There is a progression in these verses. The way that we are justified actually demonstra
tes the righteousness of God, rather than causing Him to look unrighteous. Once there is sin, a just judge must punish it. How to get rid of it? Sin will not go away. And there is nowhere to put it - even if another person agrees to take the punishment for you, he is also a sinner and has his own guilt to die for. It's like the pink spot in "The Cat in the Hat Comes Back". They just sweep it from place to place but that only makes the situation worse. Well, the next part is the gospel. vs 8:3-4a say "For what the Law could not do, weak as it was through the flesh, God did: sending His own Son in the likeness of sinful flesh and as an offering for sin, He condemned sin in the flesh, so that the requirement of the Law might be fulfilled in us...". God provided a sinless substitute, hence the "lamb of God", to be sacrificed as a fitting substitute in our place to take the full wrath of God on evil for us that we might be with him in holiness forever. Really God Himself looked down, saw that we could not be redeemed by our own efforts, came and lived a human life without sin, and offered Himself up to pay for our sins against Him. Remember that the definition of "just" that I previously used: "every sin must be paid for, period." Several things must be true for a righteous substitute:- Must be sinless himself (or he will have his own punishment)
- Must be like us (a moral, sentient being - you could not have a rock sacrificed for you, for instance)

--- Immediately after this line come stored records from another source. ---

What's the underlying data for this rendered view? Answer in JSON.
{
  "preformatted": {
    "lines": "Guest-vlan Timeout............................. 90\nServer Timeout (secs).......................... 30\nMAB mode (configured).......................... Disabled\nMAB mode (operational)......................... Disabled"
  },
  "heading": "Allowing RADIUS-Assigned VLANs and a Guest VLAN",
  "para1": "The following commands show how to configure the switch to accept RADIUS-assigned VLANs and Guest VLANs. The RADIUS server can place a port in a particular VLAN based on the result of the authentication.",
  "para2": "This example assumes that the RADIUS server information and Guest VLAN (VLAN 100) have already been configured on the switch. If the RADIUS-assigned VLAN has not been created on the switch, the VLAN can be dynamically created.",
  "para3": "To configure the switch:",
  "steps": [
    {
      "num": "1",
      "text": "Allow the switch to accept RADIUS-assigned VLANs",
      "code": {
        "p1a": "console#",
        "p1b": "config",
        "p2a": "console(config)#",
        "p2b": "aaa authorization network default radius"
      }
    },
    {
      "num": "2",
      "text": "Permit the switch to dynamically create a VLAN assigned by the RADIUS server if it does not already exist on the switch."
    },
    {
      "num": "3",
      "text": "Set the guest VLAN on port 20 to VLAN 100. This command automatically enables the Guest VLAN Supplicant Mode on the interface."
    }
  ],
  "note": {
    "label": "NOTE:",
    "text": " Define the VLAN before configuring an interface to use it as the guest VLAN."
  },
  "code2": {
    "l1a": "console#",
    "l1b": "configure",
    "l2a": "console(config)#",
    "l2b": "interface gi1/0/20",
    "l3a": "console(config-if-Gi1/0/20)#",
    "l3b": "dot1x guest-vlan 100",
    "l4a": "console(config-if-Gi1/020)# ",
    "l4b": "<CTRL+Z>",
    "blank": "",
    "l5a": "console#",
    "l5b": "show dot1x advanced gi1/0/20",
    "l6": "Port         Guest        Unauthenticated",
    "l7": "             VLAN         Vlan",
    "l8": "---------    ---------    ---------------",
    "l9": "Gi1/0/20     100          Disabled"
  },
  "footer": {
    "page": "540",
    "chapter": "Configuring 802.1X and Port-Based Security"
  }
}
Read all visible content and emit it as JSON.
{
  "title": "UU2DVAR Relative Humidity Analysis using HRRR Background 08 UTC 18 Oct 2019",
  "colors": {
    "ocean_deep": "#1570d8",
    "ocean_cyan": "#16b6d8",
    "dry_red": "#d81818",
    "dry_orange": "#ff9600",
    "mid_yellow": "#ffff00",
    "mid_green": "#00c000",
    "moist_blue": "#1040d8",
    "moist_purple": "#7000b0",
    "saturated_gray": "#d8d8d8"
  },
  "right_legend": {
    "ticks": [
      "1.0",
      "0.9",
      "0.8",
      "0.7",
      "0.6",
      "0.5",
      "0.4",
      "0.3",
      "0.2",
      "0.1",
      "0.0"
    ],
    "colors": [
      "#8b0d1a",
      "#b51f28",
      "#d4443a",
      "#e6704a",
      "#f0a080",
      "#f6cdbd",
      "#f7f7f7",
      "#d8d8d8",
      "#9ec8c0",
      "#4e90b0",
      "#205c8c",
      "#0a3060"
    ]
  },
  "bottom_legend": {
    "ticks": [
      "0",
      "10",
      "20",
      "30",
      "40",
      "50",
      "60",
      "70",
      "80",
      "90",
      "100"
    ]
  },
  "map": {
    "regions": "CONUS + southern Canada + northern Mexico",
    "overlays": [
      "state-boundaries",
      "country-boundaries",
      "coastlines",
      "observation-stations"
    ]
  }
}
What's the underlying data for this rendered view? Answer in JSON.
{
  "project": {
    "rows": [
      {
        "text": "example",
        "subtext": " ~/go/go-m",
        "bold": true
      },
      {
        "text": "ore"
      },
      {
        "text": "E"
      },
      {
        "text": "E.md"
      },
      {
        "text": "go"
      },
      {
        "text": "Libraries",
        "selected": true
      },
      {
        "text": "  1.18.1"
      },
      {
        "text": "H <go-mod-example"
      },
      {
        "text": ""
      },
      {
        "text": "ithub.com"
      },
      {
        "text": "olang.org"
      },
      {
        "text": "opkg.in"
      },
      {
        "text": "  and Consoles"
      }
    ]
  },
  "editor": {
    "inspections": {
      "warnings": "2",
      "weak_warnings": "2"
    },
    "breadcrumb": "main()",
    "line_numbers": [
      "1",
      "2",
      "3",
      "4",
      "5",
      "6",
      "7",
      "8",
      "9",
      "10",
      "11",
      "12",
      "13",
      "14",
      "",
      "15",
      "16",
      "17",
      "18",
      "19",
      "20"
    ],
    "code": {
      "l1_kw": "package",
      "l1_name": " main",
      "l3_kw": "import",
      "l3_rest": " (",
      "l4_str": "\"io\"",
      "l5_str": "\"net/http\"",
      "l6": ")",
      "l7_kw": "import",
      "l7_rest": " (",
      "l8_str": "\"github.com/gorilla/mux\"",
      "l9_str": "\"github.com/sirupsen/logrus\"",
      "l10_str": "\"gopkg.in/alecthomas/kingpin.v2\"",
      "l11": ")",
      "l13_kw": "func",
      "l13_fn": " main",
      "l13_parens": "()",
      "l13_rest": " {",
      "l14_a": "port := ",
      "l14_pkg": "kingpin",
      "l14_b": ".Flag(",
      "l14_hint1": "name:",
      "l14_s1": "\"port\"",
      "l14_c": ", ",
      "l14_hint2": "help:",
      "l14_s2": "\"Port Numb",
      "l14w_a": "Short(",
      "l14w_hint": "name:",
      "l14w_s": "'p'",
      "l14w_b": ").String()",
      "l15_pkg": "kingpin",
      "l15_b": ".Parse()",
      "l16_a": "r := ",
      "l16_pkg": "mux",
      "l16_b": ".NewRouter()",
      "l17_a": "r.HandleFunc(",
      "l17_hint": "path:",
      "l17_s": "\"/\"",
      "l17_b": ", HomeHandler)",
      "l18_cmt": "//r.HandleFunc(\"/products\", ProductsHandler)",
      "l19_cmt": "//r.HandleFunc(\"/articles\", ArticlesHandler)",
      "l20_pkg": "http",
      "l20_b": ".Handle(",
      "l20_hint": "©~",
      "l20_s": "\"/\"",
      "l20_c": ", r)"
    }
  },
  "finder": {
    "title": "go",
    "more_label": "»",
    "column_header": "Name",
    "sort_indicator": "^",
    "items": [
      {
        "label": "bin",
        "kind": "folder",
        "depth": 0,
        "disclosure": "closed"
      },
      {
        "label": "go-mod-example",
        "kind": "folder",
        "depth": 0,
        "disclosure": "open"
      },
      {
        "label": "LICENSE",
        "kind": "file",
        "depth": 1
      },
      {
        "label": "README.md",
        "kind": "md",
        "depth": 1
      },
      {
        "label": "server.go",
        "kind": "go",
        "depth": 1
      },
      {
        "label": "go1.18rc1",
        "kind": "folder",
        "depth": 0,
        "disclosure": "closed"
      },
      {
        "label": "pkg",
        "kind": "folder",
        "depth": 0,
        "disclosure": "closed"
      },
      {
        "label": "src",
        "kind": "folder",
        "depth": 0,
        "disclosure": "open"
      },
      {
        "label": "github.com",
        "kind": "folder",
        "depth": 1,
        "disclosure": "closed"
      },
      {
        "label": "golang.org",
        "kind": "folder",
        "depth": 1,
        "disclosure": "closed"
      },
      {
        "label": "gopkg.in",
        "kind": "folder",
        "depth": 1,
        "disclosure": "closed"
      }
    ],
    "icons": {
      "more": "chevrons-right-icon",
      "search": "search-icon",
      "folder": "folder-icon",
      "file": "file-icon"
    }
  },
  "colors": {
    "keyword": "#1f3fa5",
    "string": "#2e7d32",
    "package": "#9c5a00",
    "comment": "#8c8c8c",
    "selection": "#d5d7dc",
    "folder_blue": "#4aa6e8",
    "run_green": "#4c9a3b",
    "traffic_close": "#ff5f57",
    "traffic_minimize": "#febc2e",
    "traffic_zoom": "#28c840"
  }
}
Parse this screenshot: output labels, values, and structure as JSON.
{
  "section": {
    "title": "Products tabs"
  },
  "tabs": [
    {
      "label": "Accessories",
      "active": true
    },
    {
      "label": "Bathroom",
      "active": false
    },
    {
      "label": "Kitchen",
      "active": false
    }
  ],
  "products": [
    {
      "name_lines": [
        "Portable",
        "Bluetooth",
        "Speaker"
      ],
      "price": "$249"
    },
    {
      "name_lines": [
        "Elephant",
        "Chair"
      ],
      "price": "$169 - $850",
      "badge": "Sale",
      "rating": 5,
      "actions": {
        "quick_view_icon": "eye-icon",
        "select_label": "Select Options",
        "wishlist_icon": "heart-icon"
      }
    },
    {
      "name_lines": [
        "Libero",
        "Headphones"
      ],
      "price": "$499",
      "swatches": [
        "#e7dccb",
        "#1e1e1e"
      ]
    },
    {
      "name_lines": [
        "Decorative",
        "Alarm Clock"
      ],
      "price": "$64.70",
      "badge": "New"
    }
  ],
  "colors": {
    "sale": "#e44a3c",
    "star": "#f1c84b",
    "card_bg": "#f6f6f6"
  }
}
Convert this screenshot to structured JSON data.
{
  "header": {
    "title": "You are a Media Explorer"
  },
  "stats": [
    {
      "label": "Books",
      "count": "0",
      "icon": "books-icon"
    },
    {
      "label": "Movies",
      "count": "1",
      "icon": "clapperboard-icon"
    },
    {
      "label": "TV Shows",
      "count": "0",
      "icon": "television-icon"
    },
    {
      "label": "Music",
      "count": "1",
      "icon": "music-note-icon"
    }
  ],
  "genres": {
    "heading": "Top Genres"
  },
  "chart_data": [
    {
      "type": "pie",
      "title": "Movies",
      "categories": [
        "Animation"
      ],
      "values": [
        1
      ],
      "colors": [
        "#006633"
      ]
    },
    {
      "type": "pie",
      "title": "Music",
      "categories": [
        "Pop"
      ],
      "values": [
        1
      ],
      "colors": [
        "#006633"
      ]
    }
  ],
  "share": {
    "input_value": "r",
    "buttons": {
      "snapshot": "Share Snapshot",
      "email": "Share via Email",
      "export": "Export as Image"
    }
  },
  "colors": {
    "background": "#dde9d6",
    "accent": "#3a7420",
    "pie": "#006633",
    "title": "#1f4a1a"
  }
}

- Must be willing. It would be evil to just grab some innocent person and kill him for your sins. (If Jesus went unwillingly like in J.C.S. it would be divine child abuse rather than a righteous sacrifice).
Anyway, when you see a paradox in scripture, especially where it concerns the nature of God, look closely and you will see the most amazing, dynamic truths ever. It's like an earthquake fault between two tectonic plates. Where they grind together you can get huge energy released or Mt. Everest. Look at the seeming contradictions and you will soar to heights unimaginable! Praise God!